Você tem uma pendência? Um
assunto mal resolvido, não tão importante, mas que cutuca o fundo do seu
cérebro de tempos em tempos, te lembrando de que ainda existe e que ei, não
pretende parar de te atormentar até que você tire a questão a limpo de vez?
Incômodo e inofensivo, feito um cisco no olho?
Eu tenho uma. E olha, não
sei por quê, não sei qual é o meu problema. O salário que cai na conta ao fim
de cada mês paga todas as despesas e paga ainda mais algumas cervejas. A tal
solidão não me atormenta mais, uma moça bonita sempre atende as minhas ligações
e diz sim aos meus convites para o cinema, para o chope de depois e a transa da
madrugada. Acho que as pessoas chamam isso de namoro.
E isso acalma um homem,
dizem. Isso é o que o faz recolher o time, fechar a porta, apagar as luzes e se
dar por satisfeito, muito satisfeito, no nível de suspiros risonhos toda noite,
antes de dormir.

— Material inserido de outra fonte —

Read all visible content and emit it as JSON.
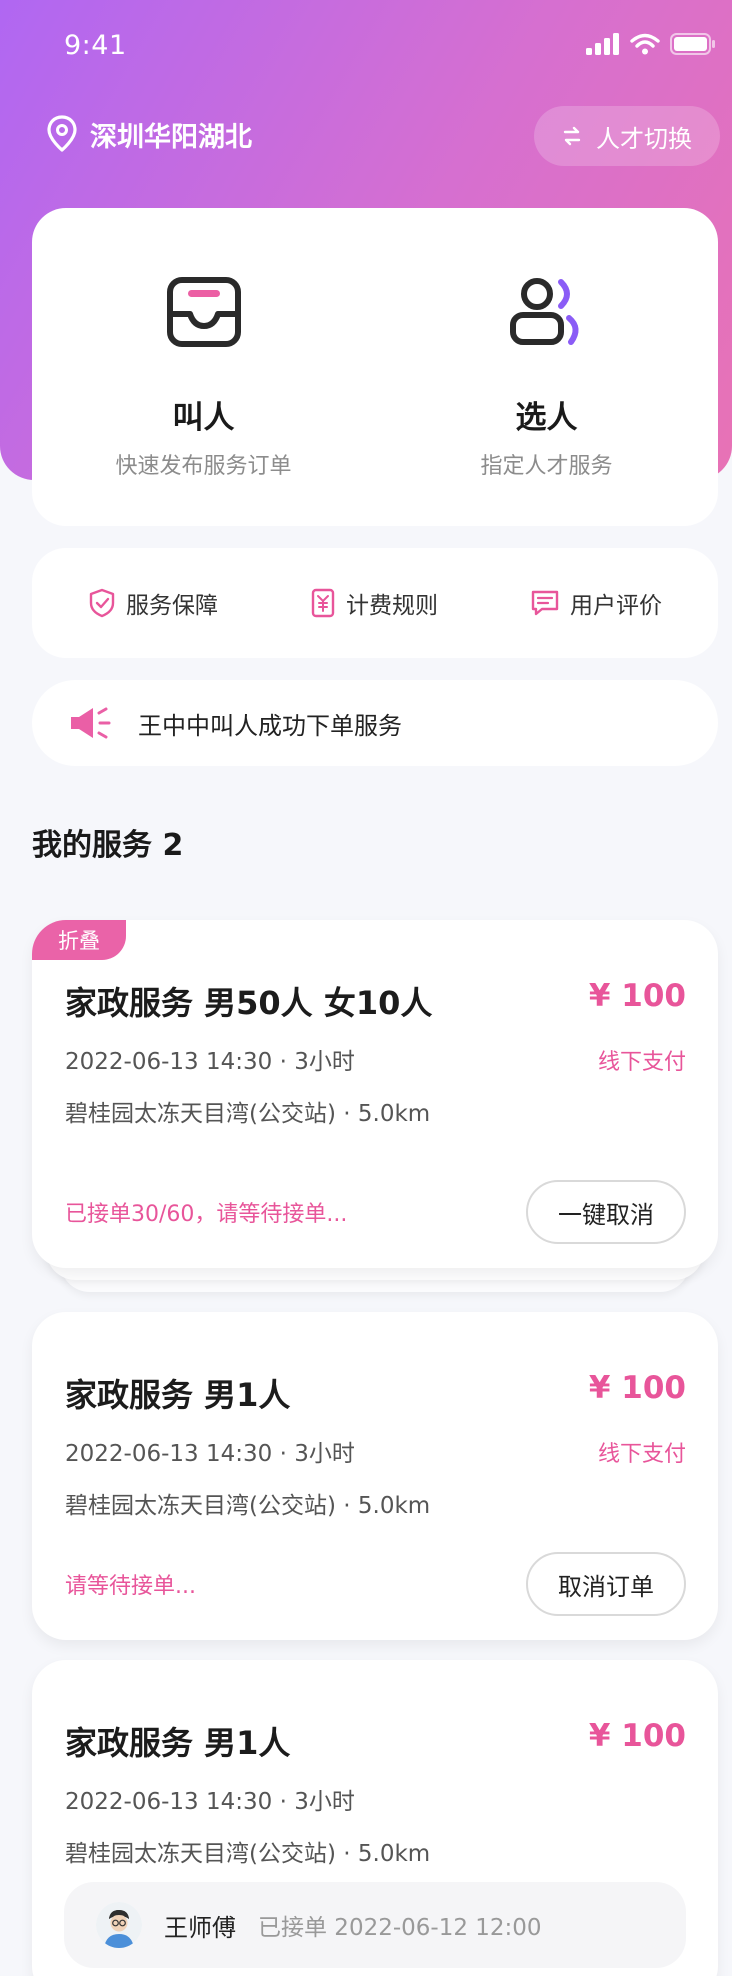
{
  "status_bar": {
    "time": "9:41"
  },
  "header": {
    "location": "深圳华阳湖北",
    "switch_label": "人才切换"
  },
  "actions": [
    {
      "icon": "inbox-icon",
      "title": "叫人",
      "subtitle": "快速发布服务订单"
    },
    {
      "icon": "users-icon",
      "title": "选人",
      "subtitle": "指定人才服务"
    }
  ],
  "features": [
    {
      "icon": "shield-check-icon",
      "label": "服务保障"
    },
    {
      "icon": "yuan-doc-icon",
      "label": "计费规则"
    },
    {
      "icon": "message-icon",
      "label": "用户评价"
    }
  ],
  "notice": {
    "icon": "megaphone-icon",
    "text": "王中中叫人成功下单服务"
  },
  "section": {
    "title": "我的服务 2"
  },
  "orders": [
    {
      "tag": "折叠",
      "title": "家政服务 男50人 女10人",
      "price": "¥ 100",
      "time": "2022-06-13 14:30 · 3小时",
      "payment": "线下支付",
      "address": "碧桂园太冻天目湾(公交站) · 5.0km",
      "status": "已接单30/60，请等待接单...",
      "button": "一键取消"
    },
    {
      "title": "家政服务 男1人",
      "price": "¥ 100",
      "time": "2022-06-13 14:30 · 3小时",
      "payment": "线下支付",
      "address": "碧桂园太冻天目湾(公交站) · 5.0km",
      "status": "请等待接单...",
      "button": "取消订单"
    },
    {
      "title": "家政服务 男1人",
      "price": "¥ 100",
      "time": "2022-06-13 14:30",
      "duration": "· 3小时",
      "address": "碧桂园太冻天目湾(公交站) · 5.0km",
      "worker": {
        "name": "王师傅",
        "status": "已接单 2022-06-12 12:00"
      }
    }
  ],
  "colors": {
    "accent": "#e8559a",
    "gradient_start": "#b067f2",
    "gradient_end": "#e872b5"
  }
}
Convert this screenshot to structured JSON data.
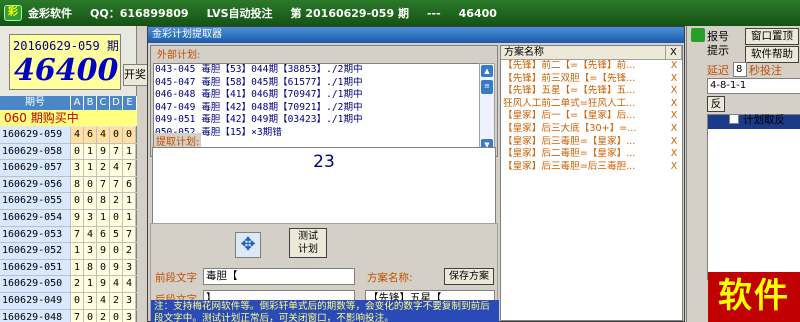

Você pode dizer que eu sou um homem quieto.
Mas há ela.
Ela remanesce, como um eco
do não feito no passado. Não é que ela esteja diferente, embora me pareça
diferente, a cada rara vez que a gente se encontra. Mas ela remanesce. Ali, na
minha frente, é quase um grito do passado, me jogando na face as decisões que
não tomei.
Como nos velhos tempos,
ela ainda sorri quando me vê e ri das minhas piadas, não sei se por compaixão
ou por seu senso de humor pouco exigente. Tudo está igual. E ao mesmo tempo,
tudo está melhor, maior. É como se aquela figura me esfregasse na cara o que eu
perdi. Você entende isso? Ela fica cada vez mais atraente pra massacrar em mim o
fato de que a deixei escapar.
E não é que eu a tenha
deixado escapar, pelo amor de Deus! Aconteceu algo, foi bom, eu não sabia como
encerrar, não queria encerrar, mas também estava pela metade e ela decidiu por
mim. Sumiu por uns tempos, voltou quando as coisas estavam calmas. Eu,
definitivamente, estava calmo... Mas perto dela, nem um pouco.
Pode me chamar de porco.
De canalha. Ela mesma o faz, quando pergunto “é coisa da minha cabeça ou você
está ainda mais gostosa?”. Me devolve aquele sorriso meio surpreso e rebate
“Depende, de que cabeça estamos falando?”. E ri. Aquele sorriso de
não-vai-acontecer-de-novo. Ou de tome-vergonha-na-cara. Ou de quem não me leva
a sério. E não deveria, olha de quem estamos falando.
Mas ela remanesce. O
sorriso é o mesmo, a simpatia de sempre, as piadas ruins ainda por aí... Mas
não sei o que essa menina tem que me deixa fora de mim. E eu desconfio que
nunca de fato saberei o que é viver sem essa tal pendência. A não ser que as
coincidências nos coloquem no lugar certo e na hora certa.
Ela remanesce, incômoda
feito um espinho do pé. Uma pedrinha no meu sapato. Bagunçando a tal paz de que
eu me julgava um afortunado possuidor.
E há quem me aconselhe que
deixe tudo isso de lado e viva minha vida. É... tem gente que não sabe que a
vingança não é o único prato que se come frio.